Technology was supposed to liberate us from much of the daily slog, but has often made things worse: in 2002, fewer than 10% of employees checked their work email outside of office hours. Today, with the help of tablets and smartphones, it is 50%, often before we get out of bed….
Thankfully, a sea change is taking place. The costs of overwork can no longer be ignored. Long-term stress, anxiety and prolonged inactivity have been exposed as potential killers.
In fact, the observation that overwork is costly and counterproductive goes back to the 1860s and 1870s. The French communist Paul Lafargue in The Right to Be Lazy noted:
In his study of machines M.F. Passy quotes the following letter from a great Belgian manufacturer M. Ottevaere: “Our machines, although the same as those of the English spinning mills, do not produce what they ought to produce or what those same machines would produce in England, although the spinners there work two hours a day less.
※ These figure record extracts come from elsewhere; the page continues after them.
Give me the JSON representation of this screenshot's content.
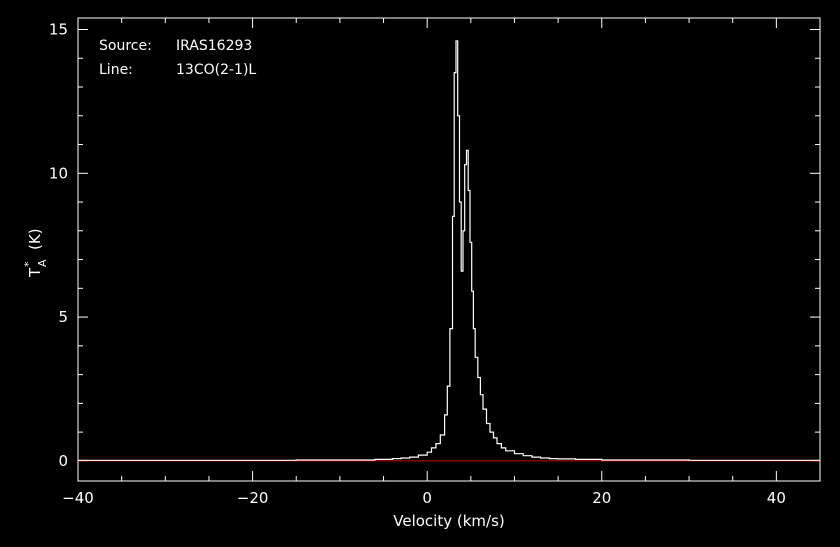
{
  "colors": {
    "background": "#000000",
    "foreground": "#ffffff",
    "baseline": "#cc0000"
  },
  "annotation": {
    "source_label": "Source:",
    "source_value": "IRAS16293",
    "line_label": "Line:",
    "line_value": "13CO(2-1)L"
  },
  "chart_data": {
    "type": "line",
    "style": "histogram",
    "xlabel": "Velocity (km/s)",
    "ylabel_main": "T",
    "ylabel_sup": "*",
    "ylabel_sub": "A",
    "ylabel_unit": "(K)",
    "xlim": [
      -40,
      45
    ],
    "ylim": [
      -0.7,
      15.4
    ],
    "xticks_major": [
      -40,
      -20,
      0,
      20,
      40
    ],
    "xtick_labels": [
      "−40",
      "−20",
      "0",
      "20",
      "40"
    ],
    "yticks_major": [
      0,
      5,
      10,
      15
    ],
    "ytick_labels": [
      "0",
      "5",
      "10",
      "15"
    ],
    "baseline_y": 0,
    "grid": false,
    "series": [
      {
        "x": [
          -40,
          -15,
          -6,
          -4,
          -3,
          -2,
          -1,
          0,
          0.5,
          1,
          1.5,
          2,
          2.3,
          2.6,
          2.9,
          3.1,
          3.3,
          3.5,
          3.7,
          3.9,
          4.1,
          4.3,
          4.5,
          4.7,
          4.9,
          5.1,
          5.3,
          5.5,
          5.8,
          6.1,
          6.4,
          6.8,
          7.2,
          7.6,
          8,
          8.5,
          9,
          10,
          11,
          12,
          13,
          14,
          15,
          17,
          20,
          30,
          45
        ],
        "y": [
          0.02,
          0.03,
          0.05,
          0.08,
          0.1,
          0.13,
          0.2,
          0.3,
          0.45,
          0.6,
          0.9,
          1.6,
          2.6,
          4.6,
          8.5,
          13.5,
          14.6,
          12.0,
          9.0,
          6.6,
          8.0,
          10.3,
          10.8,
          9.4,
          7.6,
          5.9,
          4.6,
          3.6,
          2.9,
          2.3,
          1.8,
          1.3,
          1.0,
          0.8,
          0.6,
          0.45,
          0.35,
          0.25,
          0.18,
          0.13,
          0.1,
          0.08,
          0.07,
          0.05,
          0.03,
          0.02,
          0.02
        ]
      }
    ]
  }
}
We all work two good hours too much. I am convinced that if we worked only eleven hours instead of thirteen we should have the same product and we should consequently produce more economically.” Again, M. Leroy Beaulieu affirms that it is a remark of a great Belgian manufacturer that the weeks in which a holiday falls result in a product not less than ordinary weeks.
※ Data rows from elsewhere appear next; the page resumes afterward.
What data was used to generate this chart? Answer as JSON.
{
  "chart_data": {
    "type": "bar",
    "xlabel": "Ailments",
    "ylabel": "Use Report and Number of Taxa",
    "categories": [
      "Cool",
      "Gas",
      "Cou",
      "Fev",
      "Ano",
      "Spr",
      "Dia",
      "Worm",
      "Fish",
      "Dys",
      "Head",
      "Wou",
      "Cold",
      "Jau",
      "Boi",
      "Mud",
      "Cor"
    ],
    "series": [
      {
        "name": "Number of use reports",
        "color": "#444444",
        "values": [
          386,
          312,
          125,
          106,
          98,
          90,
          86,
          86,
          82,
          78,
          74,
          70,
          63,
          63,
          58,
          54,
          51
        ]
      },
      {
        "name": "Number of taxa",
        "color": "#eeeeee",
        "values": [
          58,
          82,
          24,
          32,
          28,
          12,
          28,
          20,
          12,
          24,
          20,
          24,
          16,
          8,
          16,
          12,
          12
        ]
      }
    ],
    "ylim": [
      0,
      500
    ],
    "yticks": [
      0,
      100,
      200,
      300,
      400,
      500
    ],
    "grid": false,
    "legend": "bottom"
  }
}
We’ve known for a long time that overwork is problematic; but I suspect that it is becoming both worse, and more obviously counterproductive.
And the solutions are closer to hand. In my recent research on companies that have shortened their working hours, I’ve been impressed at how even in high-stress, demanding industries it’s possible to go from an 8-hour day (or really a 10-hour day) to 6 hours. We often talk about shorter work days or work weeks as nice in theory but completely impractical; in fact, they’re both nice in theory, and entirely practical. You don’t have to be a political radical, or motivated mainly by desires to redistribute wealth or spread employment (though both can be laudable goals); you can be interested in creating a company that is stable, profitable, and built for the long term, and see shorter hours as a great way to help you reach those goals.